Fiziksel belirtiler: Güvensizliğiniz tetiklendiğinde kaslarda gerginlik, hızlı kalp atışı, terleme veya mide bulantısı gibi fiziksel belirtilerle karşılaşabilirsiniz.
Güvensizliğe Katkıda Bulunan Faktörler
Güvensizliğe katkıda bulunabilecek faktörlerden bazıları şunlardır:
Yetiştirilme: İlk yıllarınızda bakıcılardan sevgi, destek veya olumlu destek eksikliği, değeriniz konusunda kendinizi güvensiz hissetmenize neden olabilir. Sizi kayıtsız şartsız sevmesi gereken insanlar sizi sevmezse, kendinizi sevmeyi öğrenemeyebilirsiniz.
Ebeveyn baskısı: Eğer çocukken size çok fazla baskı uygulanmışsa ya da size çok zor gelen görevler verilmişse, kendinizi başarısız gibi hissedebilirsiniz.
İstismar: Çocuklukta yaşanan istismar, zorbalık, reddedilme veya eleştiri gibi olumsuz deneyimler kalıcı duygusal yaralar bırakabilir ve güvensizliğe katkıda bulunabilir.
Travma: Travmatik deneyimler kendinizi dünyada güvensiz hissetmenize neden olabilir, kendinize verdiğiniz değer ve başkalarına olan güven duygunuzu etkileyebilir.
Geçmişteki başarısızlıklar: Mesleki veya kişisel ilişkilerinizde reddedilme, başarısızlık veya eleştiri, güveninizi azaltabilir ve risk almaktan çekinmenize neden olabilir.
Mükemmeliyetçilik: Kendinizi makul olmayan yüksek standartlarda tutmak, sürekli hayal kırıklığına ve yetersizlik duygularına yol açabilir.
Destek eksikliği: Destekleyici ilişkilerin, teşvikin veya olumlu geri bildirimin eksikliği, güveninizi zayıflatabilir ve güvensizliğe katkıda bulunabilir.
Sosyal baskılar: Başarı, ilişkiler veya görünüşle ilgili toplumsal beklentiler de bir baskı ve güvensizlik kaynağı olabilir.
Sosyal medya: Sosyal medya, özenle seçilmiş öne çıkan videolarıyla gerçekçi olmayan güzellik standartları yaratabilir ve yetersizlik duygularını körükleyebilir.
Güvensizliğin Üstesinden Gelmek
Uzmandan güvensizliklerinizin üstesinden gelmenize yardımcı olabilecek bazı stratejiler istedik:
İnançlarınızla yüzleşin: Kendinizle ilgili olumsuz konuşmayı kabul etmek yerine, kendinizle ve bunların nereden geldiğiyle ilgili inançlarınızla yüzleşmeye çalışın. Kendinize şu soruyu sormanızı tavsiye ediyoruz: Kendinizle ilgili böyle konuşmayı size kim öğretti?

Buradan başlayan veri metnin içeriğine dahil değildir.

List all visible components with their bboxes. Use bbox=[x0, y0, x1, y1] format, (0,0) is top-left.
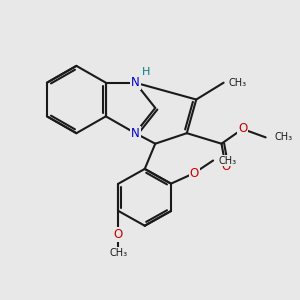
Text: CH₃: CH₃ bbox=[218, 155, 236, 166]
Text: CH₃: CH₃ bbox=[229, 78, 247, 88]
Text: O: O bbox=[221, 160, 230, 173]
Text: O: O bbox=[114, 228, 123, 241]
Text: CH₃: CH₃ bbox=[110, 248, 128, 258]
Text: N: N bbox=[131, 76, 140, 89]
Text: CH₃: CH₃ bbox=[274, 132, 292, 142]
Text: N: N bbox=[131, 127, 140, 140]
Text: H: H bbox=[142, 67, 150, 77]
Text: O: O bbox=[190, 167, 199, 180]
Text: O: O bbox=[238, 122, 247, 136]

Kendinize şefkat gösterin: Başkalarına yaptığınız nezaket ve şefkatin aynısını kendinize de gösterin ve herkesin hata yaptığını kendinize hatırlatın. Kendinizi affetmeyi öğrenin ve öğrenmeye odaklanın.
Kendinizi kabul etmeyi benimseyin: Olduğun gibi sevilmeye ve ait olmaya layıksın. Mükemmellik için çabalamak yerine, kendinizi tüm kusurlarınızla ve kusurlarınızla olduğu gibi kabul edin.

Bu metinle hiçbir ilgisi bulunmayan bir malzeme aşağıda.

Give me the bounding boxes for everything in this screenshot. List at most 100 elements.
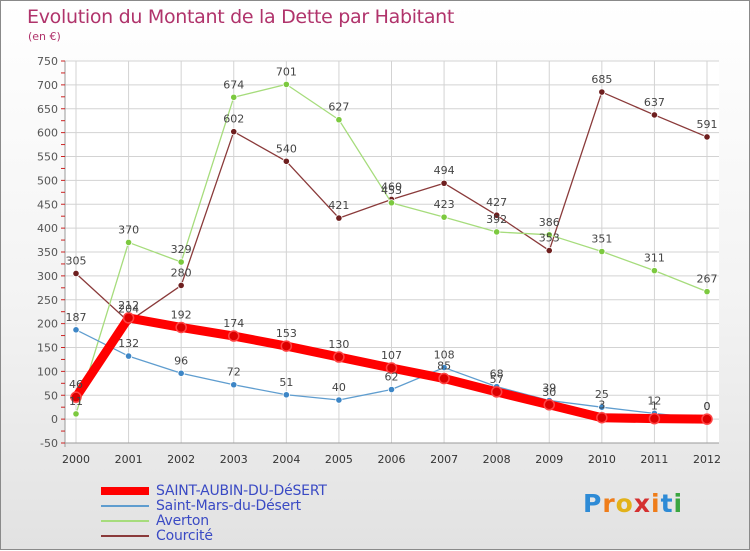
x-tick-label: 2002 [167,453,195,466]
series-point-3 [650,111,659,119]
series-point-3 [72,269,80,278]
data-label: 39 [542,382,556,395]
series-point-2 [440,213,448,221]
y-tick-label: 550 [37,151,58,164]
x-tick-label: 2012 [693,453,721,466]
data-label: 453 [381,184,402,197]
data-label: 494 [434,164,455,177]
series-point-3 [282,157,290,165]
y-tick-label: 400 [37,222,58,235]
legend-label: Saint-Mars-du-Désert [156,498,301,514]
series-point-2 [703,288,711,296]
series-point-2 [124,238,133,247]
series-point-2 [387,199,396,207]
data-label: 351 [591,233,612,246]
data-label: 627 [328,101,349,114]
proxiti-logo: Proxiti [583,489,683,518]
data-label: 51 [279,376,293,389]
data-label: 370 [118,223,139,236]
legend-item: SAINT-AUBIN-DU-DéSERT [101,483,361,499]
y-tick-label: 700 [37,79,58,92]
series-point-0 [122,312,135,324]
data-label: 192 [171,308,192,321]
series-point-3 [703,133,711,141]
data-label: 72 [227,366,241,379]
data-label: 353 [539,232,560,245]
series-point-3 [493,211,501,219]
y-tick-label: 300 [37,270,58,283]
data-label: 427 [486,196,507,209]
data-label: 421 [328,199,349,212]
data-label: 25 [595,388,609,401]
series-point-3 [335,214,343,222]
x-tick-label: 2001 [115,453,143,466]
chart-subtitle: (en €) [28,30,61,43]
x-tick-label: 2004 [272,453,300,466]
y-tick-label: 150 [37,342,58,355]
series-point-2 [230,93,238,101]
data-label: 674 [223,78,244,91]
data-label: 204 [118,303,139,316]
y-tick-label: 500 [37,174,58,187]
series-point-1 [598,403,606,411]
data-label: 62 [385,371,399,384]
legend-swatch [101,505,149,507]
series-point-2 [598,247,606,256]
x-tick-label: 2008 [483,453,511,466]
series-point-2 [650,267,659,275]
series-point-1 [72,326,80,334]
series-point-3 [598,88,606,96]
y-tick-label: 0 [51,413,58,426]
series-point-0 [228,330,240,342]
data-label: 11 [69,395,83,408]
series-point-1 [177,369,185,377]
logo-letter: i [673,489,684,518]
data-label: 701 [276,65,297,78]
x-tick-label: 2009 [535,453,563,466]
data-label: 40 [332,381,346,394]
data-label: 423 [434,198,455,211]
series-point-1 [387,385,396,394]
data-label: 68 [490,368,504,381]
series-point-3 [545,246,553,255]
data-label: 153 [276,327,297,340]
series-point-2 [177,258,185,266]
series-point-2 [335,116,343,124]
data-label: 130 [328,338,349,351]
data-label: 280 [171,266,192,279]
legend-label: SAINT-AUBIN-DU-DéSERT [156,483,327,499]
series-point-0 [280,340,293,352]
series-point-2 [545,231,553,239]
y-tick-label: 650 [37,103,58,116]
series-point-0 [701,413,713,425]
series-point-0 [648,412,661,425]
data-label: 132 [118,337,139,350]
series-point-2 [72,410,80,418]
data-label: 637 [644,96,665,109]
x-tick-label: 2007 [430,453,458,466]
series-point-0 [385,362,398,374]
data-label: 329 [171,243,192,256]
legend-item: Courcité [101,528,361,544]
series-point-3 [440,179,448,187]
data-label: 174 [223,317,244,330]
logo-letter: P [583,489,603,518]
data-label: 107 [381,349,402,362]
legend: SAINT-AUBIN-DU-DéSERT Saint-Mars-du-Déser… [101,483,361,544]
y-tick-label: 100 [37,365,58,378]
data-label: 685 [591,73,612,86]
data-label: 212 [118,299,139,312]
series-point-1 [335,396,343,404]
legend-item: Averton [101,513,361,529]
logo-letter: t [660,489,674,518]
series-point-0 [596,411,608,424]
x-tick-label: 2006 [378,453,406,466]
y-tick-label: 250 [37,294,58,307]
series-point-0 [438,372,450,385]
data-label: 3 [598,399,605,412]
data-label: 1 [651,400,658,413]
legend-swatch [101,520,149,522]
series-point-0 [543,399,555,411]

Konfor alanınızın dışına çıkın: Konfor alanınızın dışına çıkıp yeni deneyimler denemek için kendinize meydan okuyun. Güven oluşturmak için büyük ve küçük zaferlerinizi kutlayın.

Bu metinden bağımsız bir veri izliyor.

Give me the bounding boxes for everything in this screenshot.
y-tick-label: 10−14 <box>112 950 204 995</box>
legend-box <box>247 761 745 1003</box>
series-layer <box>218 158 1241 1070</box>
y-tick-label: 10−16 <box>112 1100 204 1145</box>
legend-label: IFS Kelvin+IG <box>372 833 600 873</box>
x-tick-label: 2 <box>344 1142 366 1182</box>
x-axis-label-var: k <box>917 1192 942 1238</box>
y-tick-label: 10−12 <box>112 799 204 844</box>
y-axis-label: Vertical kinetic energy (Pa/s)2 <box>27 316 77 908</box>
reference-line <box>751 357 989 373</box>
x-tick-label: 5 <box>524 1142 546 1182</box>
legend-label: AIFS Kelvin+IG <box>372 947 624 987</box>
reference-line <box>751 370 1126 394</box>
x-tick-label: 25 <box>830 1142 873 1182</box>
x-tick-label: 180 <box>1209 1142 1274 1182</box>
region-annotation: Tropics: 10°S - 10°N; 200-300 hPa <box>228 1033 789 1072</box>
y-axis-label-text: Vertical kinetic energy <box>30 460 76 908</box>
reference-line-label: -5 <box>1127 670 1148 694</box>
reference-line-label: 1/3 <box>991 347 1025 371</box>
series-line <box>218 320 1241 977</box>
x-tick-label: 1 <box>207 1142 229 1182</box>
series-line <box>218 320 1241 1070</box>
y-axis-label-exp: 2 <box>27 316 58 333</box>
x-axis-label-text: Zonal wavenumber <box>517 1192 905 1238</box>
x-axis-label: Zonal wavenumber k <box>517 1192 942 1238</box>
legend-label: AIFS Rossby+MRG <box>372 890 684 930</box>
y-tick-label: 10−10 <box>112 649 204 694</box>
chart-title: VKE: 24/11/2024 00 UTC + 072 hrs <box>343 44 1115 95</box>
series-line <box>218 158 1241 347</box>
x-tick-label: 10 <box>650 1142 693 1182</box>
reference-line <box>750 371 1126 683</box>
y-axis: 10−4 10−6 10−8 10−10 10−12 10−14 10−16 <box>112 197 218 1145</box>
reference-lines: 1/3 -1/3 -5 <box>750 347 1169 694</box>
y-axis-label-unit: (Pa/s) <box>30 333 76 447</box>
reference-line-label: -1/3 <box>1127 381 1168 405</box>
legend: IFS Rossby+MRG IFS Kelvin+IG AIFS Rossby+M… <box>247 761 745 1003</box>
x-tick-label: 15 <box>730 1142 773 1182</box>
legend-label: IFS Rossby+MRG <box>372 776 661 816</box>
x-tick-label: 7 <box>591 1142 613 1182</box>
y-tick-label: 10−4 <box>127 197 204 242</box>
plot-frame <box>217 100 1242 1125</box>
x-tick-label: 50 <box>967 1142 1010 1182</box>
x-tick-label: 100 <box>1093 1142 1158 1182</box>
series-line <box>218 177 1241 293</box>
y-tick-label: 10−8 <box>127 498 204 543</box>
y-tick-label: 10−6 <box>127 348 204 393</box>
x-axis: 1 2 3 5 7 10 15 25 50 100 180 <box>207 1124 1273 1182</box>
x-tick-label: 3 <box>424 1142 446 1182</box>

Sosyal medya tüketimini sınırlayın: Sosyal medyadaki seçilmiş içerikler ve gerçekçi olmayan tasvirler, yetersizlik duygularını daha da kötüleştirebilir. Bu platformlara ara vermeyi veya günlük kullanımınızı sınırlamayı düşünün.
Destekleyici bir ağ oluşturun: Sizi seven ve size saygı duyan insanlarla zaman geçirmenin önemlidir. Mümkünse, size nazik ve destekleyici bir şekilde yapıcı geribildirim vermedikleri sürece, hatalarınıza odaklanan insanlarla zaman geçirmekten kaçının.
Profesyonel yardım alın: Eğer güvensizlikleriniz çok fazlaysa ve çalışma yeteneğinizi etkiliyorsa, bir terapistten yardım almayı düşünün. Olumsuz düşünceleri yönetmek ve özgüveninizi geliştirmek için sizi araç ve stratejilerle donatabilirler.